When the Smarter Balanced Assessment debuts, it will be combined with the MEAP and MME tests in other subjects -- all of which will be online.
"We wanted to see how schools were prepared to do this and how it would actually work in the schools before we got the whole state involved in every content and every grade level," said Jim Griffiths, manager for assessment administration and reporting at MDE.
That's why educators such as Heyam Alcodray, principal at Unis and McCullough Elementary -- which share a building -- volunteered for the pilot.
"We know where testing is going in the future. We thought we might as well get on board now and not wait," Alcodray said.
There's no formal data yet on the social studies pilot, but state officials said they're encouraged by what they've heard informally from local educators.
"It's gone incredibly smoothly. I have to say I am surprised," said Kate Cermak, administration and reporting analyst at the MDE. "The schools are reporting that their students seem to be more engaged and interested in taking the online assessment."

Technology obstacles

The pilot exam began in October and ran through early November, with the state having to provide extra time for the schools to administer the online exam to accommodate some schools' technological limitations. Technology issues -- having enough computers to get all students tested within the time allowed and having the proper wireless access -- are likely to be major issues for some schools as online testing is broadened. The state is currently surveying schools to get a handle on their readiness.
For Jason Clinkscale, principal at Berkshire Middle School in Beverly Hills, which participated in the pilot, it will be more of a logistical issue.

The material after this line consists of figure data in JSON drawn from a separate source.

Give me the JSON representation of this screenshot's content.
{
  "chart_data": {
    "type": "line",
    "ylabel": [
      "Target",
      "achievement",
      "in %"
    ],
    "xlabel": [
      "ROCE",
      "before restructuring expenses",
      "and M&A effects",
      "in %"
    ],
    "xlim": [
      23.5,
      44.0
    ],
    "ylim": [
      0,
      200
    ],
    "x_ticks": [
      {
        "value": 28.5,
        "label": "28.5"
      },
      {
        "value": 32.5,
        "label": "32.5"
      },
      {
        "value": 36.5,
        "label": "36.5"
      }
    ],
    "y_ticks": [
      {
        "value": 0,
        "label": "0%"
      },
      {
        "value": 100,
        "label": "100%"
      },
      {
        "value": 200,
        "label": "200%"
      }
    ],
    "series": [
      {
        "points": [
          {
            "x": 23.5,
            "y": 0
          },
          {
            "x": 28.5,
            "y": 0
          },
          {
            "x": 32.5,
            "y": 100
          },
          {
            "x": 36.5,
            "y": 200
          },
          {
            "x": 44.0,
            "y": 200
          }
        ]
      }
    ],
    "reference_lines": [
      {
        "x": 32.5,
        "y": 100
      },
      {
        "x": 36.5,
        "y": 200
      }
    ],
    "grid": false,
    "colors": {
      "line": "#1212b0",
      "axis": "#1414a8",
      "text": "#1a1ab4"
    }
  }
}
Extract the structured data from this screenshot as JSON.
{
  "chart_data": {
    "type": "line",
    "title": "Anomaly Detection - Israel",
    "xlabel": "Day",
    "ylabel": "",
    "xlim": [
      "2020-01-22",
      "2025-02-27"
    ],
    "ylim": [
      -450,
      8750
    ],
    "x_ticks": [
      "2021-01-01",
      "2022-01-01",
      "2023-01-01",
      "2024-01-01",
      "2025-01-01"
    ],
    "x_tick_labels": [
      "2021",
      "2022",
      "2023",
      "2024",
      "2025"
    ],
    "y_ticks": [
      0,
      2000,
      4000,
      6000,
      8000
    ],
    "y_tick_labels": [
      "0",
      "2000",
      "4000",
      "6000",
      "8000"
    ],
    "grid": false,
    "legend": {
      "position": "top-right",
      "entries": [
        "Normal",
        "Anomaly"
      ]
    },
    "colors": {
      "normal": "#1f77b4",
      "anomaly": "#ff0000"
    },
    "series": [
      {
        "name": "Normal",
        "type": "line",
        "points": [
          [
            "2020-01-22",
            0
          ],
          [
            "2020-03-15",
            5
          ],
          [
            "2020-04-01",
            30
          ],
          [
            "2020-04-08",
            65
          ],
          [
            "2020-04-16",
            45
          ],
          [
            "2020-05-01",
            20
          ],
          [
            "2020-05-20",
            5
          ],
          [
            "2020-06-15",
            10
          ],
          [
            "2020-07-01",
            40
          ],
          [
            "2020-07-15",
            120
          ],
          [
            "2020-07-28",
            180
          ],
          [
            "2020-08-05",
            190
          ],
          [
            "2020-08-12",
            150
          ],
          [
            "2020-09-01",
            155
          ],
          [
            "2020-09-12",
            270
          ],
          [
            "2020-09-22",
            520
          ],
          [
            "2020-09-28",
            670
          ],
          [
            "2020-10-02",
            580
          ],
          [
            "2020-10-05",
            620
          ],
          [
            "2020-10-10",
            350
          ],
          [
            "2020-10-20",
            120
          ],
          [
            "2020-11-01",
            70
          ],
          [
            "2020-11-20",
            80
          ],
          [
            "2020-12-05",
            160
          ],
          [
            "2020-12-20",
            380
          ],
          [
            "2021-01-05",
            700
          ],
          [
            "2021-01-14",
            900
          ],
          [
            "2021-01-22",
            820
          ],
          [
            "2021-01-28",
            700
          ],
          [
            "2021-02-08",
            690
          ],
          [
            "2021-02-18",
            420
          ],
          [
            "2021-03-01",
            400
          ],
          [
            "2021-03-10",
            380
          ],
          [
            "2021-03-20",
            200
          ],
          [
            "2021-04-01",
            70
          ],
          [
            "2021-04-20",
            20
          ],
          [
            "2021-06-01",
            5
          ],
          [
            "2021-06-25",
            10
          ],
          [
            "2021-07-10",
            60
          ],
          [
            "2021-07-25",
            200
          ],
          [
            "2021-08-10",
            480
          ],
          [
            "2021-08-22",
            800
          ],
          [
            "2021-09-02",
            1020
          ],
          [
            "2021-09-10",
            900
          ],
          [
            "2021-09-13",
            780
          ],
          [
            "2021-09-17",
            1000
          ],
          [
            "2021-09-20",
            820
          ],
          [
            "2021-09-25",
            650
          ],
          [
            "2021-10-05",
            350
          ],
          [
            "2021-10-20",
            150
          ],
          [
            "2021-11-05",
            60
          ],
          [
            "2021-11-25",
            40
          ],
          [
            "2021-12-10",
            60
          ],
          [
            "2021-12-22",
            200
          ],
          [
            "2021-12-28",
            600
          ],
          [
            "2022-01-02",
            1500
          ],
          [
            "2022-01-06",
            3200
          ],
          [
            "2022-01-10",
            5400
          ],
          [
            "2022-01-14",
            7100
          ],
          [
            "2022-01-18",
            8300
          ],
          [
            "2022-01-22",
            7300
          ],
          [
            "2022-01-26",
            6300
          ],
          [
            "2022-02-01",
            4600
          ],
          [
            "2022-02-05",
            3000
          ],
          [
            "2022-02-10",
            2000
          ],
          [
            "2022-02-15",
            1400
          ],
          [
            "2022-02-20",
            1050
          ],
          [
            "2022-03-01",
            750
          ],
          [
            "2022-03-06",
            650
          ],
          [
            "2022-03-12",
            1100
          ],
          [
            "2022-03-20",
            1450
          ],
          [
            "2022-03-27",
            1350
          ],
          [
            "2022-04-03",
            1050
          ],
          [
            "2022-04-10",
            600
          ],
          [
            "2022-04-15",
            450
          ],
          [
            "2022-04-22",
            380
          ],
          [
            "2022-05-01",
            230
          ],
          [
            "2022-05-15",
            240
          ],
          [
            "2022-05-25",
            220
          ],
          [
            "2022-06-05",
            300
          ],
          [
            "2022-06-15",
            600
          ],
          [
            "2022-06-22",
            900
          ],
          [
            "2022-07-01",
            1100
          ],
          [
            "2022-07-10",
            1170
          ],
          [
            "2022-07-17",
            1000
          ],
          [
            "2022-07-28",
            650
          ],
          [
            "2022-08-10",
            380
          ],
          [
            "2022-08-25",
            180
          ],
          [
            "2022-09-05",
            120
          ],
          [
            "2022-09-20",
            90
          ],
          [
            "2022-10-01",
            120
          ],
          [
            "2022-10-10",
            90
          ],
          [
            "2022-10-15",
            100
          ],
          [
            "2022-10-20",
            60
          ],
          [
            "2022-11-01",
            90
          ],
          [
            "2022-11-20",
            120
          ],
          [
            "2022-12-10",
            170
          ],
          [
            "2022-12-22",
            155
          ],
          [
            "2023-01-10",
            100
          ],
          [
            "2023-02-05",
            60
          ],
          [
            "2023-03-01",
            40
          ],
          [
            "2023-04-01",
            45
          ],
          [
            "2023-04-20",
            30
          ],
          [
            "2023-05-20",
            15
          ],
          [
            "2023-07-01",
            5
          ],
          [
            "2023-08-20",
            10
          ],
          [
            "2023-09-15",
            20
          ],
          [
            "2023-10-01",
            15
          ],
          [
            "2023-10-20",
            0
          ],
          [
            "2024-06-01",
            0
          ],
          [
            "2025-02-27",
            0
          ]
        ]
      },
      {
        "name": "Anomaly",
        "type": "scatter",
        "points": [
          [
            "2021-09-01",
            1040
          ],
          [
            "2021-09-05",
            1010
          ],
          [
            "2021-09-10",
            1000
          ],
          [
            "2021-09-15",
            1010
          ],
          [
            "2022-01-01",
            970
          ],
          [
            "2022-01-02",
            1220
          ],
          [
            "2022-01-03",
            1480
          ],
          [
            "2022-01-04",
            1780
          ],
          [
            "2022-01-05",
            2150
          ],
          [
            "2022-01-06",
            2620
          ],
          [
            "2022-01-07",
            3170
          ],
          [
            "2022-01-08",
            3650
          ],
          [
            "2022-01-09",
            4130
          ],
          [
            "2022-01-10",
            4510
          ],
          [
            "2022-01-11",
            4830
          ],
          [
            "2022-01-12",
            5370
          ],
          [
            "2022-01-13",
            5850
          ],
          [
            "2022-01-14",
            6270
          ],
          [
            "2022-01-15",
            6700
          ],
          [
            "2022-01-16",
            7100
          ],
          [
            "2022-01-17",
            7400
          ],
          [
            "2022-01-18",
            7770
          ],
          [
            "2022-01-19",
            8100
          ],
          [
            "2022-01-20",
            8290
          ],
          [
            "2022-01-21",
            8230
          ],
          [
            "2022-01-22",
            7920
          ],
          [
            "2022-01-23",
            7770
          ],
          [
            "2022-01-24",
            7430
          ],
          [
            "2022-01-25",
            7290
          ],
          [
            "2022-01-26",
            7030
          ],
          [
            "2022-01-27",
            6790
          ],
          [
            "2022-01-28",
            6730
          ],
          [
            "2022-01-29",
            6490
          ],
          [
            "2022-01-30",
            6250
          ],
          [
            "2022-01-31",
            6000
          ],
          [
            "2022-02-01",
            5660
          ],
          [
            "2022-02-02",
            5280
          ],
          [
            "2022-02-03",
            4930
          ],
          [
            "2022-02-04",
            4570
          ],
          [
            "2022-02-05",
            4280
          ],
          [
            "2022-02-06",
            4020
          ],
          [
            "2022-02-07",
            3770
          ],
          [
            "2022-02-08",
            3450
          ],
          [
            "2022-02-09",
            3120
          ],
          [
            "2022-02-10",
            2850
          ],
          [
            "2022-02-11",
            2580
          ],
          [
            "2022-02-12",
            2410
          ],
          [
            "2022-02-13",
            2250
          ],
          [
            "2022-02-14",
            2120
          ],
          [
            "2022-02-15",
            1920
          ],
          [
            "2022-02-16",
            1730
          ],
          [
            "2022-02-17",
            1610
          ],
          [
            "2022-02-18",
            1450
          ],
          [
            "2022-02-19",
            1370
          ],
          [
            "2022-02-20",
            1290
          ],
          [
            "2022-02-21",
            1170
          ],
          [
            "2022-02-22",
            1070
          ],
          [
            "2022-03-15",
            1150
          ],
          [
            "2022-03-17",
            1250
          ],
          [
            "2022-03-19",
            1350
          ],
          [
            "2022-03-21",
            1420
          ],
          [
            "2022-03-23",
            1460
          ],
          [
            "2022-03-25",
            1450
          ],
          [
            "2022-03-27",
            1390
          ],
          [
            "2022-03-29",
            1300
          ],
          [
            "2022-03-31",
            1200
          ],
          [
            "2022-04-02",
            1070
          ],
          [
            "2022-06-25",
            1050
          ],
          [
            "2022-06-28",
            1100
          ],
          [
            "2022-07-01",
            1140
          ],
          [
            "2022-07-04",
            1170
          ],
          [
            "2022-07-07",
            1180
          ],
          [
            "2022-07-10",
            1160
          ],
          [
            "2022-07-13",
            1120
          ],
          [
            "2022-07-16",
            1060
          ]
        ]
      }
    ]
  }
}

His school has two computer labs with 32 computers each and a third lab with 17 computers and a number of laptops. The labs are already in heavy use, he said. Online testing will create a bigger logjam.
Clinkscale and Alcodray said the pilot was successful at their schools. But they said it will require a heavy dose of planning to get kids in and out of the labs to take online exams in all subjects and grade levels and still be able to use the labs for research and instruction.
Vincent Dean, director of the MDE's office of standards and assessment, said the state is exploring how it might be able to make grants available for schools that need technology upgrades.
For those schools that aren't ready, a paper-and-pencil version of the Smarter Balanced exam will be available for the first three years, he said.

Student advantages

During the pilot, it didn't take long for students to come across a key advantage of the online test. As they were answering questions, they could flag answers they weren't completely sure about and the computer would remind them when they were done. The same would happen if they skipped a question.
With a paper-and-pencil test, students would have to rely on their memory to go back and revisit questions they skipped or wanted to review, said Hassan.
"I used it about two or three times, maybe a little more," he said.
"Those kinds of tools might help us get a better indication of student ability levels," Clinkscale said.
Hassan and Yasmine also liked that they didn't have to worry about making sure they filled in bubbles properly.
"All you have to worry about is the actual question and selecting the right answer," Yasmine said. "It's really simple and interactive."